Three proposals covering the international trade of 18 types of mako sharks, wedgefishes and guitarfishes each passed with a needed two-thirds majority in a committee of the World Wildlife Conference known as CITES on Sunday.
“Today we are one step closer to protecting the fastest shark in the ocean, as well as the most threatened,” said Jen Sawada, who directs The Pew Charitable Trusts’ shark conservation work. The measures don’t ban fishing these sharks and rays, but any trade must be sustainable.
The move isn’t final but is a key sign before an official decision at its plenary this coming week.
Conservationists applauded and exchanged hugs after the tallies. Opponents variously included China, Iceland, Japan, Malaysia and New Zealand. The U.S. voted against the mako shark measure, but supported the other two.

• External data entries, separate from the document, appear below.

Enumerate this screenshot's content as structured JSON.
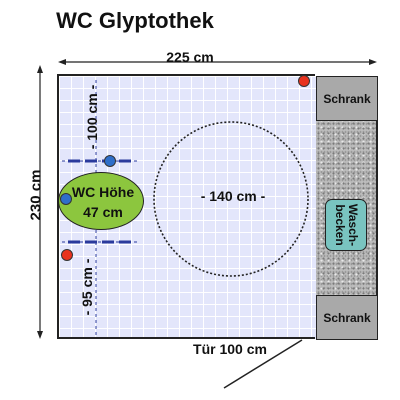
{
  "title": "WC Glyptothek",
  "dimensions": {
    "width": "225 cm",
    "height": "230 cm",
    "door": "Tür 100 cm",
    "turning_circle": "- 140 cm -",
    "clearance_top": "- 100 cm -",
    "clearance_bottom": "- 95 cm -"
  },
  "fixtures": {
    "cabinet_top": "Schrank",
    "cabinet_bottom": "Schrank",
    "basin_line1": "Wasch-",
    "basin_line2": "becken",
    "wc_line1": "WC Höhe",
    "wc_line2": "47 cm"
  },
  "colors": {
    "floor": "#e3e6fb",
    "wc": "#8cc63e",
    "basin": "#79c4c0",
    "cabinet": "#a9a9a9",
    "grab_bar": "#2a3a9c",
    "marker_red": "#e8321e",
    "marker_blue": "#2f6fc9"
  }
}
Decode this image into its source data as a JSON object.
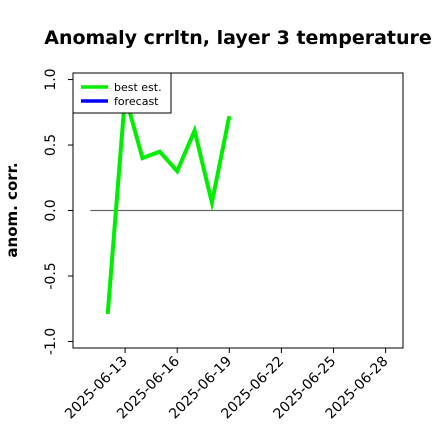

Critics variously argued that the measures distanced CITES from its initial mandate to protect endangered land animals and plants, not marine life, and insisted the science didn’t back up the call to increase protections. They also noted that millions of Mako sharks exist and even the CITES secretariat advised against the protections.
But proponents countered that stocks of sharks are in a deep dive, with tens of millions killed each year, and that measures need to be taken now — with what they call some of the most significant rules ever adopted for trade in shark parts.
Rima Jabado, a shark expert and lead scientist of the Gulf Elasmo project, said many of the species included in the CITES proposals are classified as “critically endangered.” Jabado said there has been an 80% decline in the number of wedgefishes, based on available data.
Makos are the world’s fastest sharks, reaching speeds of up to 80 mph. But they often get caught up in the nets of fishing trawlers hunting for tuna.
Several countries with large fishing fleets, including Japan, opposed the measure to protect mako sharks.
“Japan has been highly dependent on (live) marine resources from the ancient times,” said Hideki Moronuki, director of fisheries negotiations at the Japanese Ministry of Agriculture, Forestry and Fisheries. “It’s very, very important for us in Japan to sustainably use all those marine riches,” he said.